A particle counter is used for monitoring and diagnosing particle contamination within specific clean media, including air, water and chemicals. Particle counters are used in a variety of applications in support of clean manufacturing practices, industries include: electronic components and assemblies, pharmaceutical drug products and medical devices, and industrial technologies such as oil and gas.
A particle counter is a useful tool for monitoring indoor air quality (IAQ) in clean rooms and workplaces, as a particle counter measures the concentration of particles in the air. While a particle counter won’t identify specifically what kinds of dusts or particulates are present in the air, a particle counter will identify how many airborne particles of a certain size are present in the environment.
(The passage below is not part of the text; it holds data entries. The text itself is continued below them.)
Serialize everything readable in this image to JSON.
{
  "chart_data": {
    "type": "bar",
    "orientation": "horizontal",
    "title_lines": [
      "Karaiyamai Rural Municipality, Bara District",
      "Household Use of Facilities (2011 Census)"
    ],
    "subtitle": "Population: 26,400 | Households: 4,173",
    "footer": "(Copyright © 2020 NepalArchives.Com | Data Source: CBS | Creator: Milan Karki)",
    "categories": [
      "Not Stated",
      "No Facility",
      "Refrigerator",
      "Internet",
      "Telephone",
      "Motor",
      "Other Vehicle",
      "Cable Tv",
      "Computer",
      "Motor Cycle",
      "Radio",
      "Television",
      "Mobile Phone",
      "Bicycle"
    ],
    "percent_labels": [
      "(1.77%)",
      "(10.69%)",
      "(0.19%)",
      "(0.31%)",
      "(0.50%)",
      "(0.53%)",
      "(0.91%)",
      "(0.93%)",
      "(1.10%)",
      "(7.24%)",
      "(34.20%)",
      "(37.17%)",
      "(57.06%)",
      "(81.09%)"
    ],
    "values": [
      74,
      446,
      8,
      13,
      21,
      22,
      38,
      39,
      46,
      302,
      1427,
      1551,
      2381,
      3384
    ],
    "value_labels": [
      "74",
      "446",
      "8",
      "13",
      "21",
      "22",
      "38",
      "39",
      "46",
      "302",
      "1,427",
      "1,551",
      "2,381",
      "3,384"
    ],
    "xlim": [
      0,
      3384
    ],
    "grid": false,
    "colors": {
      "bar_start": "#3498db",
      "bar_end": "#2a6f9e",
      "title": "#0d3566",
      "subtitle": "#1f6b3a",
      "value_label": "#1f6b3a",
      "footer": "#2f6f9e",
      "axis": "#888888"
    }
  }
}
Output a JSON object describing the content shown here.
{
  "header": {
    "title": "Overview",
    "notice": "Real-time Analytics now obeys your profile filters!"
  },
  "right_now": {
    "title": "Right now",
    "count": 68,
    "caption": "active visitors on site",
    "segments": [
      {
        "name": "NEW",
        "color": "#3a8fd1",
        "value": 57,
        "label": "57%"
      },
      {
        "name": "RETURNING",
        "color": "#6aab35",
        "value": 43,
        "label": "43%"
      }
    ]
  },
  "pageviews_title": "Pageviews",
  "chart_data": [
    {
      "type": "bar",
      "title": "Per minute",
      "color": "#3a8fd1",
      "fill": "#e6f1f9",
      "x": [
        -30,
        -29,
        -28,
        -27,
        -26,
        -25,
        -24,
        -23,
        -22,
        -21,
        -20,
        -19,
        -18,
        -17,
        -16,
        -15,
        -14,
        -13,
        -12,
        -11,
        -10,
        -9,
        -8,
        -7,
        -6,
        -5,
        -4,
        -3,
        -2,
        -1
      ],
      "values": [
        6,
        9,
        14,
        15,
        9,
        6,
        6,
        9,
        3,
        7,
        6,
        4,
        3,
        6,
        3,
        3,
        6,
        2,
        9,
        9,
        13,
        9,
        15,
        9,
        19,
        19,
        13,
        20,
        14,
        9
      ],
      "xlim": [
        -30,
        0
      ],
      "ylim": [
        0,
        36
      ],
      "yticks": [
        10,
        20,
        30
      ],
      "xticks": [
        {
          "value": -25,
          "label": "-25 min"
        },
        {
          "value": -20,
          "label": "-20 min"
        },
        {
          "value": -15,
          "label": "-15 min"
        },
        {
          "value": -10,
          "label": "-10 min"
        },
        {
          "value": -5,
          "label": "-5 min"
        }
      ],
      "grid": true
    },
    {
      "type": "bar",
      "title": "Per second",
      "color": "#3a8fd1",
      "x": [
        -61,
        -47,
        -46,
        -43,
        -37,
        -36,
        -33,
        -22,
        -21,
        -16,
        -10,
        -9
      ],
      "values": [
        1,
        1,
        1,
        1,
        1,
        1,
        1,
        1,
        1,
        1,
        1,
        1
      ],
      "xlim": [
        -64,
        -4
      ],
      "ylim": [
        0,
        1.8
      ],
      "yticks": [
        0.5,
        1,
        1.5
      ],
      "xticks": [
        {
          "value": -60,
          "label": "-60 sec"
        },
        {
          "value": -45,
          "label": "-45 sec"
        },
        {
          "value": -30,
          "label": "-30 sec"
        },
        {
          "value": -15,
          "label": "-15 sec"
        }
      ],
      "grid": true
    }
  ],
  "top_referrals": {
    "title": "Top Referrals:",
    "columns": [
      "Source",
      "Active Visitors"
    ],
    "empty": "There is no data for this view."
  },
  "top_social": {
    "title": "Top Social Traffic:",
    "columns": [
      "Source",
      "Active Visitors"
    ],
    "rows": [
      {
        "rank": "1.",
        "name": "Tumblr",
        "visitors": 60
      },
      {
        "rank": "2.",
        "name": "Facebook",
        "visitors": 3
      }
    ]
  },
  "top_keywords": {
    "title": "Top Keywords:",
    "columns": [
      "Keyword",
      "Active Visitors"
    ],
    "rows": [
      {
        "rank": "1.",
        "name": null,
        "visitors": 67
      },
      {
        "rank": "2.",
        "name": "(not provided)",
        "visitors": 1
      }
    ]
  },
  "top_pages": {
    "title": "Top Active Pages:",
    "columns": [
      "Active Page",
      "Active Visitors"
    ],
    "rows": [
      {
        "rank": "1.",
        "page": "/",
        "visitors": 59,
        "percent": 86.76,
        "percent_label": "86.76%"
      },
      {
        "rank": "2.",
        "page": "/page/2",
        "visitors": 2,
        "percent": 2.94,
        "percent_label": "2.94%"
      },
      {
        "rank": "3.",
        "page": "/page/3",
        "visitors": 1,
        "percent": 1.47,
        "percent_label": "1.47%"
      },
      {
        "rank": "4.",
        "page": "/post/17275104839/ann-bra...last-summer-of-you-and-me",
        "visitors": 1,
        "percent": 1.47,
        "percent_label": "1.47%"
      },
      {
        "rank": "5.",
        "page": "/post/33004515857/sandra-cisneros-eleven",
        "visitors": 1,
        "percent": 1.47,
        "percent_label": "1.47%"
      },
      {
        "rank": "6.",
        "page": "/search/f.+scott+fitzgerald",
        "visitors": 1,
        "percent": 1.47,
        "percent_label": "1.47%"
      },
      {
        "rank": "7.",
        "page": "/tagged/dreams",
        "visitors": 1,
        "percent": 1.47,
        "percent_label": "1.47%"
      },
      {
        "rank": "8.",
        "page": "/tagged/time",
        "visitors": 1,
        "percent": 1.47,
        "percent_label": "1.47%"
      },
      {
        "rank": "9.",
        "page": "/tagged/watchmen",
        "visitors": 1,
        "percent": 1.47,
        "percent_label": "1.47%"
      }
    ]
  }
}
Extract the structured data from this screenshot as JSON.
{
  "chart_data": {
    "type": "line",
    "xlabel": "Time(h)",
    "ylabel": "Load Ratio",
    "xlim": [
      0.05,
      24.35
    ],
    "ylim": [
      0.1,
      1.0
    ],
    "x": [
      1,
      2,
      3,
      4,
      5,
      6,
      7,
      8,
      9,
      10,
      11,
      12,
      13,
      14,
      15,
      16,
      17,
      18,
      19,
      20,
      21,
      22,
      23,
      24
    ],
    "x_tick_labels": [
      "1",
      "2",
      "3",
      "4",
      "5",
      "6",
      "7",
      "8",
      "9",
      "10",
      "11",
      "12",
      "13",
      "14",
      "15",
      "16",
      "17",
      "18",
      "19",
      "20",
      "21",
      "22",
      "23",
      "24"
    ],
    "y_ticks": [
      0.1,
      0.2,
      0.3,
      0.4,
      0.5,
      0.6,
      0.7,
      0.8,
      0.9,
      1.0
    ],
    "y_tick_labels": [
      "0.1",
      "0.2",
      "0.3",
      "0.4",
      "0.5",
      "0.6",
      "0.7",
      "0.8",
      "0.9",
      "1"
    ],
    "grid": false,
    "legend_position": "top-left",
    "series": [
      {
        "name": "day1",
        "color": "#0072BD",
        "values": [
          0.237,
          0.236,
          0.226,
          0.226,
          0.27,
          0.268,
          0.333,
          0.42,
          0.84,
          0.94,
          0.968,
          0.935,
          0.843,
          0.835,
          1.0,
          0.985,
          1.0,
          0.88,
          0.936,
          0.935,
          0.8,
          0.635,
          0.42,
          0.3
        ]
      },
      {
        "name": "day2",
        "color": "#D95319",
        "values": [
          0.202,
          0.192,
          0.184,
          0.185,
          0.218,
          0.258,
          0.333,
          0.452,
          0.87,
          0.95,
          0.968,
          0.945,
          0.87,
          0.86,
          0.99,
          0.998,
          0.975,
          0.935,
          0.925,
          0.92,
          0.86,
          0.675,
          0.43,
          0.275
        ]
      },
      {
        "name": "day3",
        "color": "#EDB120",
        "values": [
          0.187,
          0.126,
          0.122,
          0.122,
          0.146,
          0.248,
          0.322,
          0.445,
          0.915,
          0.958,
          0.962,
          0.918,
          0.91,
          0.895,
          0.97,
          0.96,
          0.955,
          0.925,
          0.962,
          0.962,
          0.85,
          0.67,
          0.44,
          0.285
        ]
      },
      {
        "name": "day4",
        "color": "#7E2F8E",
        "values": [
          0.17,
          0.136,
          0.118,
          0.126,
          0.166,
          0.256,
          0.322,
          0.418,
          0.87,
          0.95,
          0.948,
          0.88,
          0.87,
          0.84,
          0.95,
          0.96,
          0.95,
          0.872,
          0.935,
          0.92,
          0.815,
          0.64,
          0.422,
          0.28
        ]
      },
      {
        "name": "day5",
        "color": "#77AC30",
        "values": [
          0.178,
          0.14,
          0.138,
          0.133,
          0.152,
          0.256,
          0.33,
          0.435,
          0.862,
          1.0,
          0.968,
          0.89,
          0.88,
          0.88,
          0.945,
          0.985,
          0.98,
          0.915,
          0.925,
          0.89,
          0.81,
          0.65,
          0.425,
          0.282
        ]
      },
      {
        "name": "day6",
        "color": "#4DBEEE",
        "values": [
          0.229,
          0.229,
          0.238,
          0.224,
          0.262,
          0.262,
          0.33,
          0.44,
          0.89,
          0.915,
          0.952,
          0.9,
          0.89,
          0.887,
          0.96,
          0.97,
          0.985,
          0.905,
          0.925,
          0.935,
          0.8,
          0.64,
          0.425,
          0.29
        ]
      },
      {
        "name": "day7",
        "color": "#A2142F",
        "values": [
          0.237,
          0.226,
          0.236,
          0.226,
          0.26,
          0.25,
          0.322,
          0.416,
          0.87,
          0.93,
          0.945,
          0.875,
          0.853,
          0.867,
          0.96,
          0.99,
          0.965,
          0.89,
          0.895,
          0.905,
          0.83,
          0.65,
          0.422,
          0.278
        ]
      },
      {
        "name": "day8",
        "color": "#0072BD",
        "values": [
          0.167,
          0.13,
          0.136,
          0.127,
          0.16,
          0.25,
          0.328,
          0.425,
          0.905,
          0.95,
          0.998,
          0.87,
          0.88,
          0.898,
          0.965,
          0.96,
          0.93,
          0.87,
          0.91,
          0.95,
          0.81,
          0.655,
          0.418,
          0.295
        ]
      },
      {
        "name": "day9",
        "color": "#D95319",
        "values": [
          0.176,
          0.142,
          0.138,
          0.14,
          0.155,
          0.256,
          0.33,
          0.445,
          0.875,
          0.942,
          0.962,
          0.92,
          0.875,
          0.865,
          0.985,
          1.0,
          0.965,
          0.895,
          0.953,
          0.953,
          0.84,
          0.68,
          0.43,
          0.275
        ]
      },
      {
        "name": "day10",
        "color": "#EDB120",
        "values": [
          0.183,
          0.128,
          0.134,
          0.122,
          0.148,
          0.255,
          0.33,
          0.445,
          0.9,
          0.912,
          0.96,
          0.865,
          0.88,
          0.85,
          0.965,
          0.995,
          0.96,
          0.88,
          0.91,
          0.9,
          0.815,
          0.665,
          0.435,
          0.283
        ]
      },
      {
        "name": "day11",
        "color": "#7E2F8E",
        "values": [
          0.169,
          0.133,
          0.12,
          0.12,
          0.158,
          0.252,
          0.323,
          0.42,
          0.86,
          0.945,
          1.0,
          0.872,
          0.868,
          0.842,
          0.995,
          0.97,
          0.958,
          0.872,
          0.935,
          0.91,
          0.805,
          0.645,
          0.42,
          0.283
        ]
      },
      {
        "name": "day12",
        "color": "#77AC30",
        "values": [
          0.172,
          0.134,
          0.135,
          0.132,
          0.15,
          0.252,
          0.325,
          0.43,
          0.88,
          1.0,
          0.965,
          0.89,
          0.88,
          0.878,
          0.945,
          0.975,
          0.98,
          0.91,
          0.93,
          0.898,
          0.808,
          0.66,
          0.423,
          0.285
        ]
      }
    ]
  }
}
A conclusion is then drawn based on the known materials in the area and the corresponding airborne particle sizes of those materials.
Exposure to exhaust, smoke, harmful air pollutants and hazardous airborne dust is a health hazard and can result in sneezing, a stuffy or runny nose, itchy or red eyes, headaches, fatigue, fever, cough, shortness of breath, dermatitis, asthma, bronchitis, pneumonia and cancer. In addition, a number of materials are explosible in dust form. Combustible dust is a serious safety risk to workers in industries such as agriculture, chemical manufacturing, pharmaceutical production, furniture and textile manufacturing, fossil fuel power generation, recycling, metal working, additive manufacturing and 3D printing, among others. A particle counter can be used to monitor dust levels to ensure good housekeeping practices on the shop floor.